A pantry of a different kind

Bike Pantry provides bicycles to those in need


Journal Staff Writer

ISHPEMING — Your not-so-typical pantry has moved into the first floor of the Gossard Building in Ishpeming.

The Bike Pantry, an L3C– low-profit, limited liability charity — provides the community with free and affordable outdoor equipment. What might be considered junk to some is now being turned into usable equipment for those looking to get outdoors or as a means of transportation.

“We recognized there was a need in the community and Alex and I being bike mechanics ourselves, it’s really fun for us. For us, it was more of a hobby,” Bike Pantry cofounder Mark Hall said about himself and cofounder Alex Babcock. “We thought, well if there’s enough bikes going into the trash, why don’t we try to fix them up and give them away for people who need transportation or to recreate?”

Hall said next summer the pantry plans to branch out with skateboards and backpacking.

“(We’re) just trying to get people out in the woods recreating on the cheap so people don’t have to feel like they can spend hundreds and hundreds of dollars on stuff,” he said. “It’s a barrier for a lot of people, so we want to provide the means for people to do those things without breaking the bank.”

Babcock added that outdoor recreation can sometimes be expensive.

“But if done simply, it can be done fairly affordably with gear that’s usually pushed aside or unused,” he said. “So we just like to have a place to gather that and be a hub to kind of spread that wealth around.”

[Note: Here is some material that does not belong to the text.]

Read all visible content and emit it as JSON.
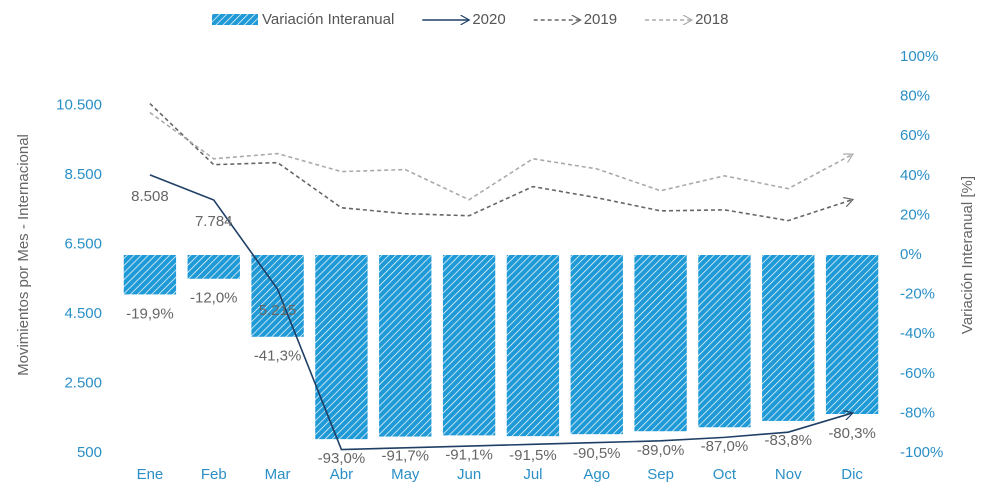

While the Bike Pantry has only been open for six months, the idea first came to light two years ago when Babcock was working at Velodrome Coffee Company in Ishpeming.

“The fourth floor is kind of a storage space for the (Gossard) building. It’s been largely unused for 30 years or more,” Babcock said. “So we just kind of started cleaning up there for rent more or less. (The owners) let us use that space and that’s where the majority of the bikes are at.”

He said the Bike Pantry has 50 to 60 bikes on the fourth floor, a space that is used more in the summer due to the lack of heat.

“We’re hoping for more snow, we got some snowboards ready to go if we get snow,” Babcock said. “Otherwise, we’re going to be ready for spring with lots of bikes.”

To get the community interested and into the space, Babcock said the Bike Pantry hosts monthly events — bike teardowns and bike builds.

“We just did a teardown last month where people came in and we took bikes that weren’t in very good shape and tore them down to frames,” he said. “Now (the frames) can be built back up with new parts into some pretty nice bikes.”

The Bike Pantry also hosted a Halloween bike ride to get people interested and aware of the pantry.

“Mark is very into the mining culture of the area and very historically minded, so (he) kind of led a little historical tour of the mines while we’re on our bikes,” Babcock said. “Moving forward, we just want to keep up with the monthly events and get them outdoors as soon as we can.”

So far, the Bike Pantry has been able to give away 12 to 15 bikes. Babcock added that there is no cost to get a bike through the pantry.

“If someone needs a bike, they can get in contact with us through Facebook or Instagram and we will get them a bike,” he said.

The Bike Pantry also takes in donations to help provide more bikes to the community.

“We’ve had very generous donors come in through the workshops that we’ve done and donate to where we can get more tools,” Babcock said. “We’ve been given bike stands now, so we have four or five stations where everyone can have their own set of tools and their own area to break bikes down. We were a little overwhelmed last time we did it. People were just kind of all over the place, on the floor and sharing tools. So that was really fun but we’re going to get better at it.”

The pantry’s first fundraising project is for the proposed Ishpeming skatepark, which would be located one block east of the Ishpeming City Hall.

Babcock said the pantry has been doing fundraising in the form of concerts in the building.

“We were able to buy 20-some skateboards where we will have artists paint them. In February, at Velodrome in town, we will have an auction (with the painted skateboards) and those funds will be donated to the skatepark,” he said. “We’re trying to build up from having a small concert and then building that up into whatever we can to at least garner interest and make sure the city knows that we (the community) want the skatepark.”

Babcock stressed that he wants the community to know that there are no fees when it comes to the Bike Pantry.

“We do what we can to make it free, even if it’s not free for us, we do our best to make it free for the community. Mark and I are not making anything from this, it’s all volunteer-based,” he said. “We’d love to have more people come in and (run) it. We both have full-time jobs, but this is a passion we’d be doing otherwise, so it’s awesome to have a space to do it.”